Por lo que escuché luego comprendí que Serafín había empleado ese tiempo para ubicarme, pero al fin acabó preguntándome cuándo había salido de la primaria. Se lo dije y levantó los hombros desconsolado. Entonces no supiste que Emérita se enfermó. El mal comenzó por donde siempre llega cuando somos viejos: las piernas. Le dolían, se le hinchaban. Ponerle sus vendas por la mañana y quitárselas por las noche era algo muy doloroso, porque sabía que le causaba sufrimiento
.
Pregunté acerca de médicos y hospitales. Me di cuenta de que Serafín no me había escuchado cuando me dijo: Descuidé el trabajo y nos corrieron. Después de casi 28 años de vivir en la escuela, sin saber más que cuidar lo ajeno, sin darnos un centavo nos mandaron al diablo. Buscamos un asilo en donde pudieran recibirnos. Encontramos varios, pero exigían que nos separáramos. ¡Eso no! Hay cosas que a ciertas alturas de la vida no pueden ser y por eso preferimos vivir en la calle
.
No supe qué decir. Serafín alargó la mano como para tranquilizarme: “No te asustes. Allí no todo es malo. Aunque te parezca increíble todavía queda gente buena, al menos una: el señor que me regaló la silla de ruedas. Gracias a eso Emérita andaba conmigo por todas partes adonde iba a recoger cositas que se venden. Para todo hallé clientes –papel, cartón, lazos–, menos para este sombrero. Y aunque lo hubiera encontrado no se lo habría vendido. A Emérita le gustaba que lo trajera puesto porque, según ella, me hacía ver importante. Figúrate: yo, importante… Hacía mucho que no recordaba las ocurrencias de mi señora y ahora resulta que no sé por qué te las estoy contando. ¿Cómo me dijiste que te llamas?”

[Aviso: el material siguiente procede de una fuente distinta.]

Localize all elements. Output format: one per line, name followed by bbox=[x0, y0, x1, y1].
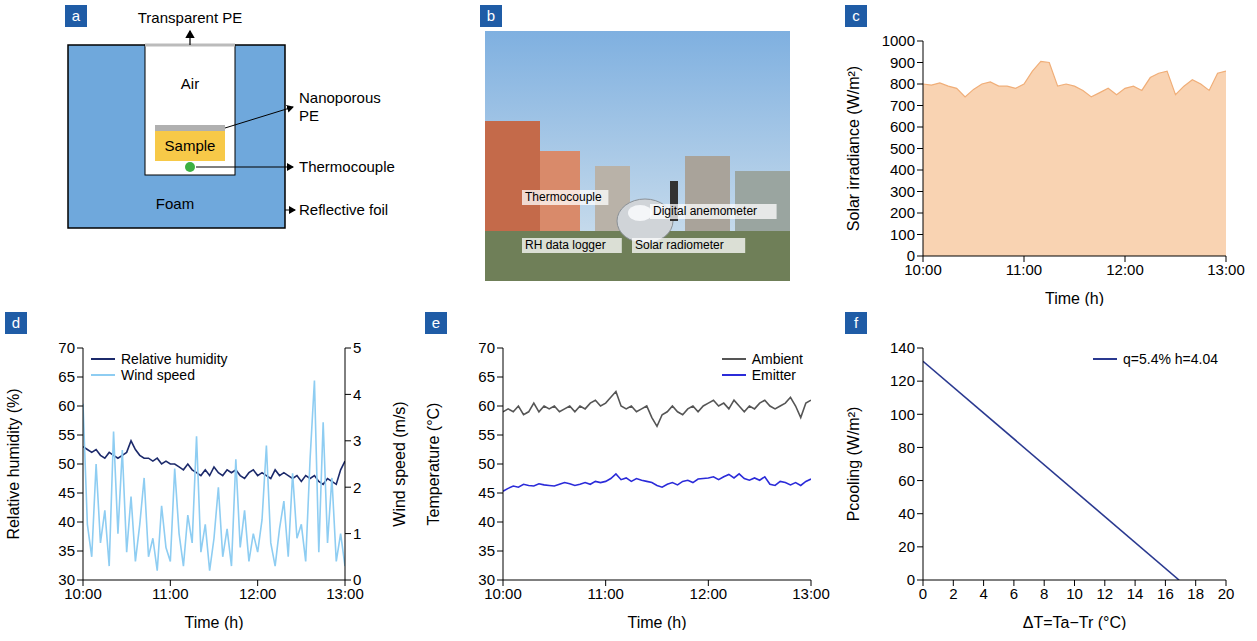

Sin importarle mi respuesta se tocó el ala del sombrero: “Verás que no me lo quito nunca, ni siquiera cuando me duermo. Estoy tan acostumbrado a él como a la silla de ruedas. Adonde voy me la llevo. Para no verla vacía hice un bulto con la ropa de mi mujer. Lo miro y me hago las ilusiones de que Emérita me acompaña, de que va sentada y me platica. Siento lo mismo al estar aquí, pero a ver hasta cuándo puedo quedarme: el dueño ya me dijo que desocupe el cuarto porque necesita rentarlo.
No me atreví a sugerirle un asilo. No podía imaginarlo encerrado, sin su sombrero de fieltro descolorido y sucio, lejos de aquella silla de ruedas donde llevaba mucho más que un atado de ropa: una historia de amor. No la habría conocido si no se hubieran combinado un tráiler, un camión de basura, una cuadrilla de podadores y un montón de ramas a mitad de la calle.